The Scarborough project would cause immensely disruptive activity, which is a serious risk to life for the turtles, dolphins, dugongs and migrating humpback whales who call these waters home.
But shockingly, Woodside Energy has already been given state-based environmental approvals and will shortly commence the construction phase.
So we are taking this up to the Federal Court. And we need you with us. Can you help?
We’ll be arguing the Scarborough Project’s enormous greenhouse gas emissions will have a significantly detrimental impact on the World Heritage-listed Great Barrier Reef. Therefore, this project should not be allowed to start production without interrogation under our national environment law.
Although the gas would be extracted in waters off Western Australia and much of it burned overseas, it would fuel climate damage that is already bleaching coral a ghostly white on the Great Barrier Reef in Queensland. We know that the use of coal and gas threatens our way of life and the places we love, no matter where they’re burned.
The Scarborough Project was never referred to the Federal Environment Minister for assessment, even though Woodside must know how destructive it will be to our climate and reefs! Gas and oil projects assessed by the National Offshore Petroleum Safety and Environmental Management Authority currently have an exemption from the national environment law.
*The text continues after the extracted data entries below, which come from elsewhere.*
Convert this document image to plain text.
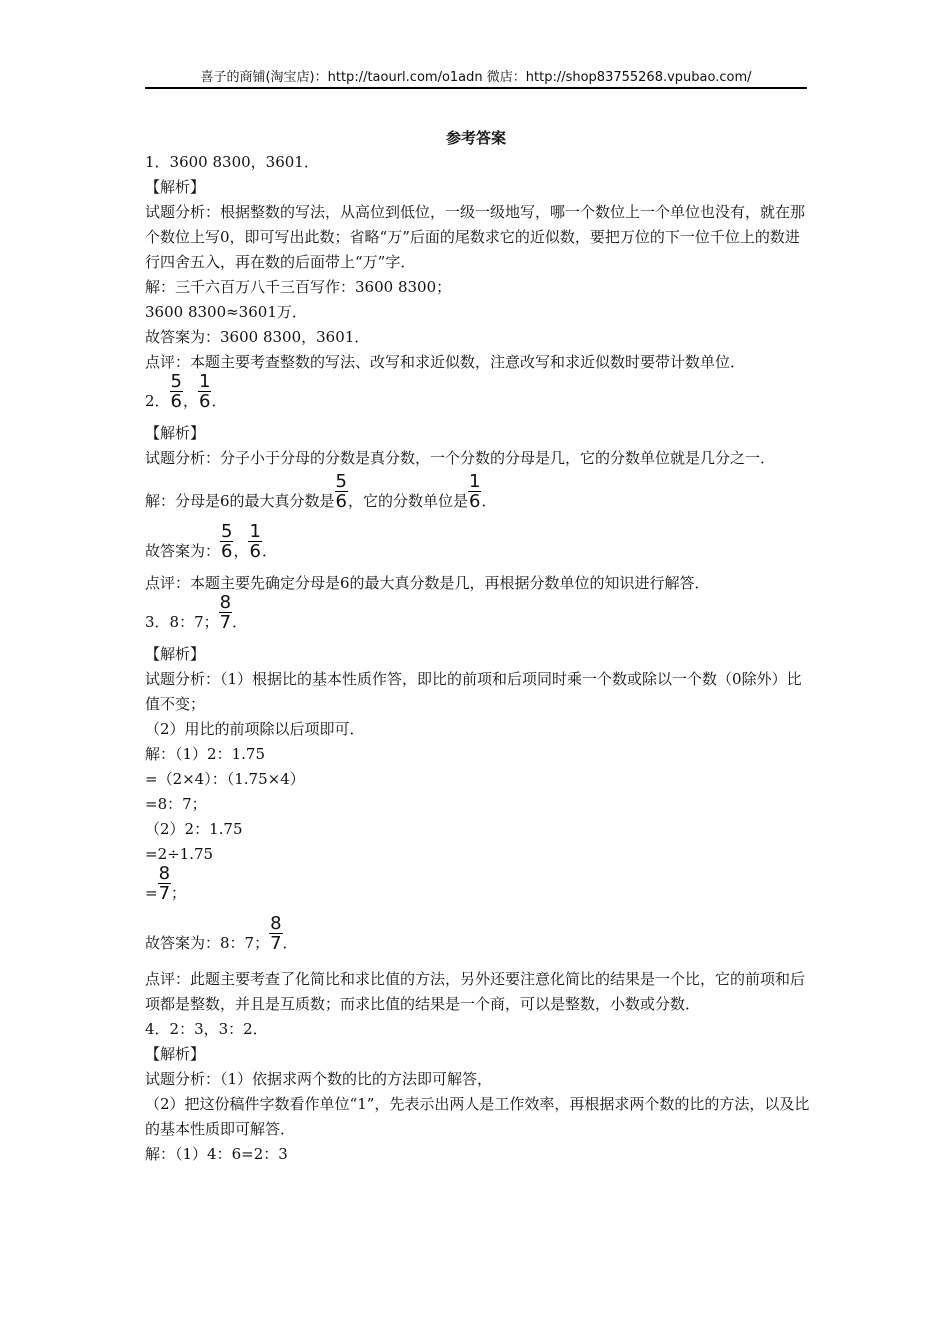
喜子的商铺(淘宝店)：http://taourl.com/o1adn 微店：http://shop83755268.vpubao.com/
参考答案
1．3600 8300，3601．
【解析】
试题分析：根据整数的写法，从高位到低位，一级一级地写，哪一个数位上一个单位也没有，就在那个数位上写0，即可写出此数；省略“万”后面的尾数求它的近似数，要把万位的下一位千位上的数进行四舍五入，再在数的后面带上“万”字．
解：三千六百万八千三百写作：3600 8300；
3600 8300≈3601万．
故答案为：3600 8300，3601．
点评：本题主要考查整数的写法、改写和求近似数，注意改写和求近似数时要带计数单位．
2． $\frac{5}{6}$ ， $\frac{1}{6}$ ．
【解析】
试题分析：分子小于分母的分数是真分数，一个分数的分母是几，它的分数单位就是几分之一．
解：分母是6的最大真分数是 $\frac{5}{6}$ ，它的分数单位是 $\frac{1}{6}$ ．
故答案为： $\frac{5}{6}$ ， $\frac{1}{6}$ ．
点评：本题主要先确定分母是6的最大真分数是几，再根据分数单位的知识进行解答．
3．8：7； $\frac{8}{7}$ ．
【解析】
试题分析：（1）根据比的基本性质作答，即比的前项和后项同时乘一个数或除以一个数（0除外）比值不变；
（2）用比的前项除以后项即可．
解：（1）2：1.75
=（2×4）：（1.75×4）
=8：7；
（2）2：1.75
=2÷1.75
= $\frac{8}{7}$ ；
故答案为：8：7； $\frac{8}{7}$ ．
点评：此题主要考查了化简比和求比值的方法，另外还要注意化简比的结果是一个比，它的前项和后项都是整数，并且是互质数；而求比值的结果是一个商，可以是整数，小数或分数．
4．2：3，3：2．
【解析】
试题分析：（1）依据求两个数的比的方法即可解答，
（2）把这份稿件字数看作单位“1”，先表示出两人是工作效率，再根据求两个数的比的方法，以及比的基本性质即可解答．
解：（1）4：6=2：3
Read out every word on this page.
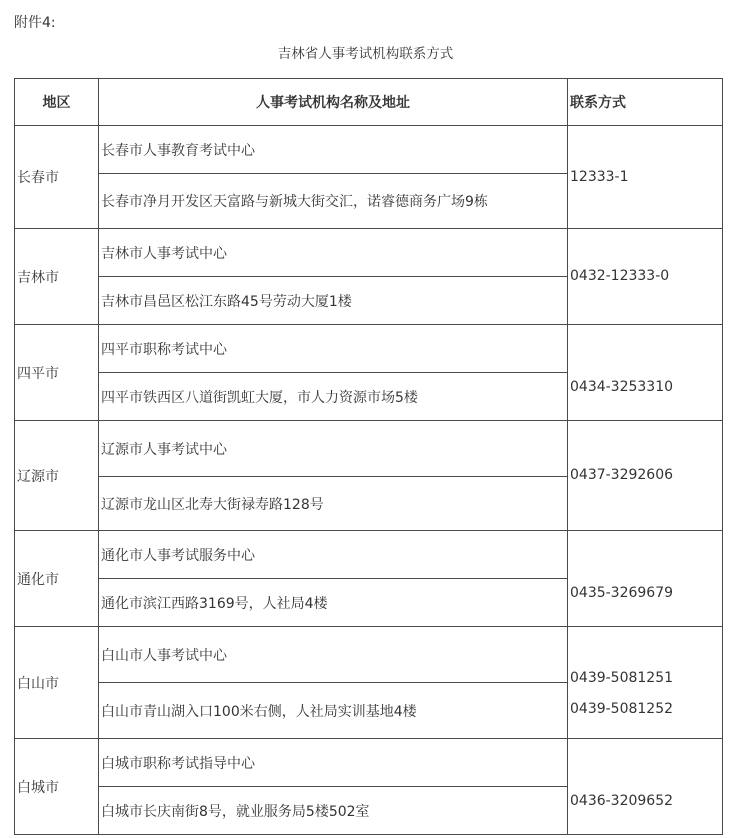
附件4:
吉林省人事考试机构联系方式
地区	人事考试机构名称及地址	联系方式
长春市	长春市人事教育考试中心	12333-1

	长春市净月开发区天富路与新城大街交汇，诺睿德商务广场9栋	
吉林市	吉林市人事考试中心	0432-12333-0

	吉林市昌邑区松江东路45号劳动大厦1楼	
四平市	四平市职称考试中心	0434-3253310

	四平市铁西区八道街凯虹大厦，市人力资源市场5楼	
辽源市	辽源市人事考试中心	0437-3292606

	辽源市龙山区北寿大街禄寿路128号	
通化市	通化市人事考试服务中心	0435-3269679

	通化市滨江西路3169号，人社局4楼	
白山市	白山市人事考试中心	0439-5081251
0439-5081252

	白山市青山湖入口100米右侧，人社局实训基地4楼	
白城市	白城市职称考试指导中心	0436-3209652

	白城市长庆南街8号，就业服务局5楼502室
However, and this is where our legal case comes in, that exemption does not apply if an offshore project is likely to have a significant impact on the World Heritage or National Heritage values of the Great Barrier Reef.
When you have the head of the International Energy Agency saying “climate chaos is guaranteed if proposed oil and gas mega-projects go ahead”, it makes you wonder how these sorts of destructive projects are being approved in the first place.
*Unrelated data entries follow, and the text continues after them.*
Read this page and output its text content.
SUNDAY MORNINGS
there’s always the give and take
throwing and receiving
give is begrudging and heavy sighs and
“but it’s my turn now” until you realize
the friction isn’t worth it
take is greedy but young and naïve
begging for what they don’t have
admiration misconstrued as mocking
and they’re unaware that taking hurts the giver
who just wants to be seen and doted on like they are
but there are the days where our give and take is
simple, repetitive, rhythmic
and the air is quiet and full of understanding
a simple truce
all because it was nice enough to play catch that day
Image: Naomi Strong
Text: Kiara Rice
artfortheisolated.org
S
A case as large as this can cost upwards of hundreds of thousands of dollars. Will you please donate so we can confidently take Woodside Energy to court and make sure the impact on the Great Barrier Reef is considered before drilling starts?
If we win this case, and we are hopeful we will, this will draw a line in the sand that the climate impacts of projects – whether offshore or onshore – must be assessed under our national environment law.
In the times we're in, no polluting gas project should be allowed to proceed without consideration of the climate impact on the precious Great Barrier Reef.
And we won’t stop until we have exhausted all legal options to get the climate consequences of this project properly considered.
Together, we can set an important precedent for the future.